- Michael Willson
- July 08, 2025
APE-Bench I is a new benchmark designed to test how well AI models can handle real-world tasks in formal mathematics. Unlike traditional benchmarks that focus on isolated theorem proving, APE-Bench I emphasizes the iterative and complex nature of maintaining large formal math libraries. It introduces the concept of Automated Proof Engineering (APE), aiming to automate tasks like adding features, refactoring proofs, and fixing bugs using AI. This benchmark is built from over 10,000 real-world commits in Mathlib4, providing a realistic and challenging environment for evaluating AI capabilities in proof engineering.
What is APE-Bench I?
APE-Bench I is a benchmark that evaluates AI models on their ability to perform file-level edits in formal math libraries.
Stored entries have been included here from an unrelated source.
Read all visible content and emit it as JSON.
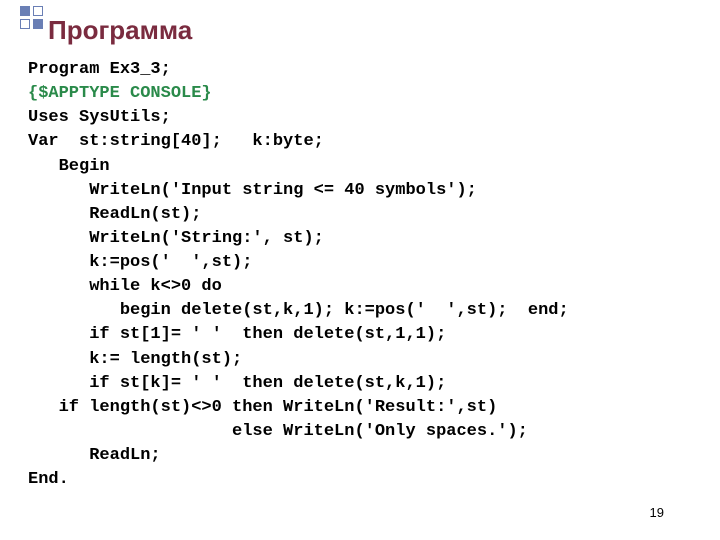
{
  "title": "Программа",
  "page_number": "19",
  "code": {
    "l01": "Program Ex3_3;",
    "l02": "{$APPTYPE CONSOLE}",
    "l03": "Uses SysUtils;",
    "l04": "Var  st:string[40];   k:byte;",
    "l05": "   Begin",
    "l06": "      WriteLn('Input string <= 40 symbols');",
    "l07": "      ReadLn(st);",
    "l08": "      WriteLn('String:', st);",
    "l09": "      k:=pos('  ',st);",
    "l10": "      while k<>0 do",
    "l11": "         begin delete(st,k,1); k:=pos('  ',st);  end;",
    "l12": "      if st[1]= ' '  then delete(st,1,1);",
    "l13": "      k:= length(st);",
    "l14": "      if st[k]= ' '  then delete(st,k,1);",
    "l15": "   if length(st)<>0 then WriteLn('Result:',st)",
    "l16": "                    else WriteLn('Only spaces.');",
    "l17": "      ReadLn;",
    "l18": "End."
  }
}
Each task in the benchmark consists of:
- Instruction: A natural language description of the desired change.
- Pre-Edit File: The original Lean source code before the change.
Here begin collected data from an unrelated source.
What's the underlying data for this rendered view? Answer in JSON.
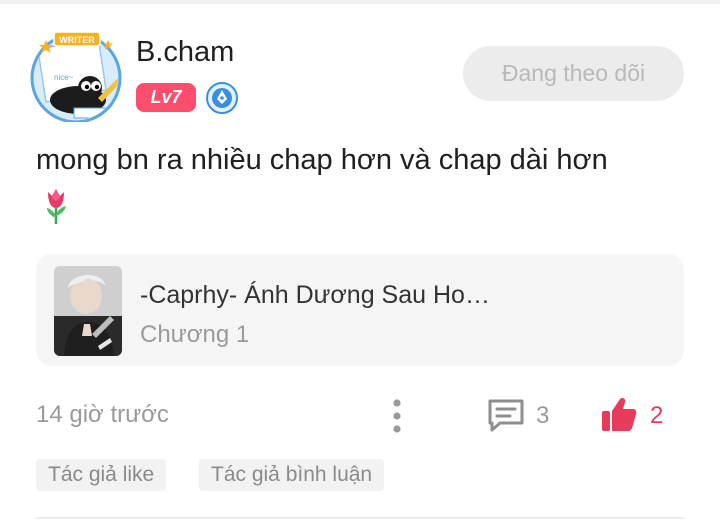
{
  "comment": {
    "author": {
      "name": "B.cham",
      "level_badge": "Lv7",
      "avatar_badge_text": "WRITER",
      "avatar_caption": "nice~",
      "level_badge_color": "#ff4d6d",
      "writer_badge_icon": "writer-pen-badge-icon",
      "avatar_icon": "cat-writer-avatar"
    },
    "follow_button_label": "Đang theo dõi",
    "text": "mong bn ra nhiều chap hơn và chap dài hơn",
    "emoji_icon": "tulip-icon",
    "chapter": {
      "title": "-Caprhy- Ánh Dương Sau Ho…",
      "subtitle": "Chương 1"
    },
    "timestamp": "14 giờ trước",
    "reply_count": "3",
    "like_count": "2",
    "like_color": "#e83a5a",
    "tags": [
      "Tác giả like",
      "Tác giả bình luận"
    ]
  }
}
- Patch: The edit that transforms the pre-edit file into the desired post-edit version.
These tasks are derived from actual edits in Mathlib4, ensuring they reflect real-world proof engineering challenges.
Key Features
Real-World Data
APE-Bench I is constructed from over 10,000 real-world commits in Mathlib4. Each task is based on actual developer activity, ensuring contextual relevance and authenticity.
Instruction-Driven Tasks
Each task includes a natural language instruction generated by an AI model, summarizing the intended edit in an imperative style. This approach aligns with how developers communicate changes and allows for evaluating AI models on their ability to follow instructions.
Two-Stage Evaluation
APE-Bench I employs a two-stage evaluation process:
- Syntactic Verification: Checks whether the edited file passes Lean’s type-checking.
- Semantic Judgement: Assesses whether the edit fulfills the instruction’s intent using an AI model as a judge.
This dual approach ensures both the correctness and relevance of the edits.
Scalable Infrastructure
To support scalable evaluation, APE-Bench I introduces Eleanstic, a version-aware Lean infrastructure that enables efficient, stateless patch validation across thousands of commits. Eleanstic allows for reproducible, parallelizable, and version-aware Lean verification.
How APE-Bench I Works
APE-Bench I’s task extraction pipeline proceeds in four stages:
- Commit Sourcing and Diff Decomposition: Mining Git commits and decomposing them into file-level diffs.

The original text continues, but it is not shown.